I wrote a little essay on poetry and healing that was in American Poetry Review about a year ago, and I realized that that healing is different than curing in that you can’t make the loss go away; you can’t make the suffering go away – it’s there forever. But poetry of healing, it seems to me, has to acknowledge the reality of suffering. It can’t be “get well soon!” It can’t just be cheerful. It has to go into the pain, the suffering, the illness, to get through it. There is something about acknowledging a reality that is somehow healing in itself. That you name it and you contain it in that way, instead of it imprisoning you. 

III. On Defining Feminists

Do people ever try and tell you what your work is about?

Sometimes I get silly reviews. Does that happen to you? Do people tell you what your work is about?

Well, not yet! I think it’s interesting how writers, women writers in particular, can get put into boxes where they’re not allowed to write about more than one thing. Have you ever experienced that? 

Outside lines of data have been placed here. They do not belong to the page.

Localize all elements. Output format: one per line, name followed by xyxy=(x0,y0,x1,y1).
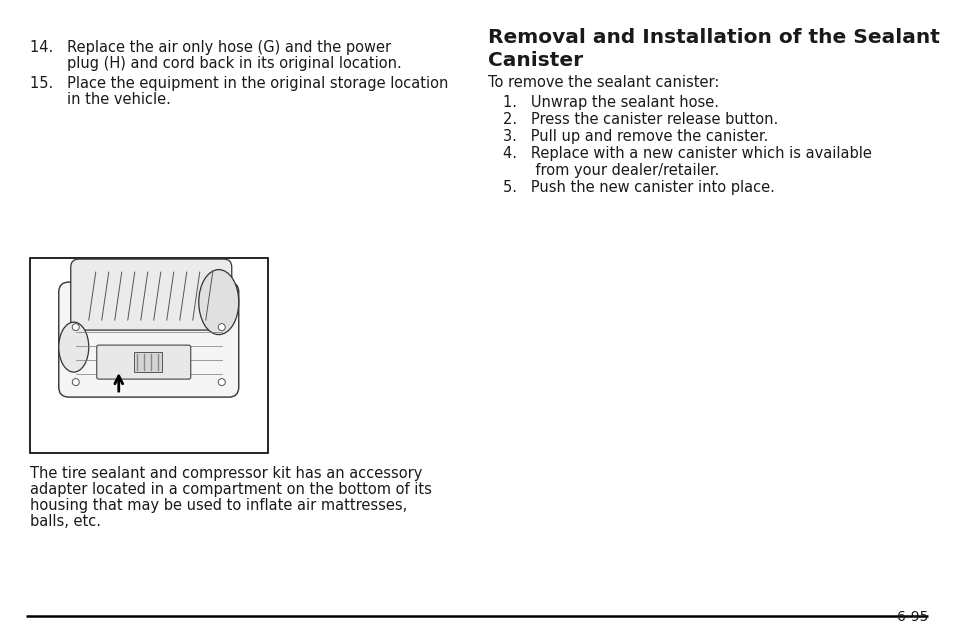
Text: To remove the sealant canister:: To remove the sealant canister: xyxy=(488,75,719,90)
Text: 15.   Place the equipment in the original storage location: 15. Place the equipment in the original … xyxy=(30,76,448,91)
Bar xyxy=(133,352,162,372)
FancyBboxPatch shape xyxy=(96,345,191,379)
Text: plug (H) and cord back in its original location.: plug (H) and cord back in its original l… xyxy=(30,56,401,71)
Text: in the vehicle.: in the vehicle. xyxy=(30,92,171,107)
Circle shape xyxy=(218,323,225,330)
Text: The tire sealant and compressor kit has an accessory: The tire sealant and compressor kit has … xyxy=(30,466,422,481)
Text: 4.   Replace with a new canister which is available: 4. Replace with a new canister which is … xyxy=(502,146,871,161)
Circle shape xyxy=(72,323,79,330)
Text: balls, etc.: balls, etc. xyxy=(30,514,101,529)
Text: adapter located in a compartment on the bottom of its: adapter located in a compartment on the … xyxy=(30,482,432,497)
FancyBboxPatch shape xyxy=(71,259,232,330)
Text: 1.   Unwrap the sealant hose.: 1. Unwrap the sealant hose. xyxy=(502,95,719,110)
Text: Removal and Installation of the Sealant: Removal and Installation of the Sealant xyxy=(488,28,939,47)
Ellipse shape xyxy=(198,270,238,334)
Text: 14.   Replace the air only hose (G) and the power: 14. Replace the air only hose (G) and th… xyxy=(30,40,391,55)
Text: 6-95: 6-95 xyxy=(896,610,927,624)
Ellipse shape xyxy=(59,322,89,372)
Circle shape xyxy=(72,378,79,385)
Text: 2.   Press the canister release button.: 2. Press the canister release button. xyxy=(502,112,778,127)
Text: housing that may be used to inflate air mattresses,: housing that may be used to inflate air … xyxy=(30,498,407,513)
Text: 3.   Pull up and remove the canister.: 3. Pull up and remove the canister. xyxy=(502,129,767,144)
FancyBboxPatch shape xyxy=(59,282,238,397)
Text: Canister: Canister xyxy=(488,51,582,70)
Circle shape xyxy=(218,378,225,385)
Text: 5.   Push the new canister into place.: 5. Push the new canister into place. xyxy=(502,180,774,195)
Bar xyxy=(30,258,268,453)
Text: from your dealer/retailer.: from your dealer/retailer. xyxy=(502,163,719,178)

Oh Yeah! When I was 20-something in graduate school we had a visiting esteemed poet, and all of us grad students getting Ph.D.s in literature were able to give him a set of our poems and have a meeting with him. My poems were very naive. I thought they were bold. They were very naive. And the visiting poet thumbed through and stopped at one where the speaker was in bed with someone and they weren’t doing anything, but a shaft of light was coming through the blinds. And he said: “You women poets are very graphic, aren’t you?” With a little, barely discernible shiver of distaste. I knew instantly that he didn’t like it that I was a woman writing at all about the body. I had never heard the phrase ‘women poets’ before, and I had kind of a split-screen experience. One half was “Oh he doesn’t like my poetry and I want to run out of the room right now and go home and put my head under the pillow.” The other half was smoke coming out of my ears: “Yes! That’s right! We women poets are graphic!” Just like that, he had defined me negatively, and I flipped it. I defined it assertively. There is something to be said for the motivation of I’ll show you, you son-of-a-something. It was a moment of revelation for me, both of what I was and what I was up against. 

Earlier today you were talking about how some people would label you as feminist – which you are – but they thought of it as something narrow and you thought of it as something broad. Could you elaborate on that for me a little bit?

I think of being feminist as being inclusive, not exclusive. I think of being feminist as whenever I’m confronted with some kind of either/or, black or white,  how I like to say “Both, and.” Give me one of this and one of that! Same as I do with the whole issue of form.  I like to think of feminism as what, hopefully, will ultimately make a better world for all of us. I don’t know which is harder to fight in a culture, whether sexism or racism is more damaging, more traumatic, more harmful, more pernicious – they both are. They’re not the same thing, but they’re both the biggest things we have to fight. Both, and.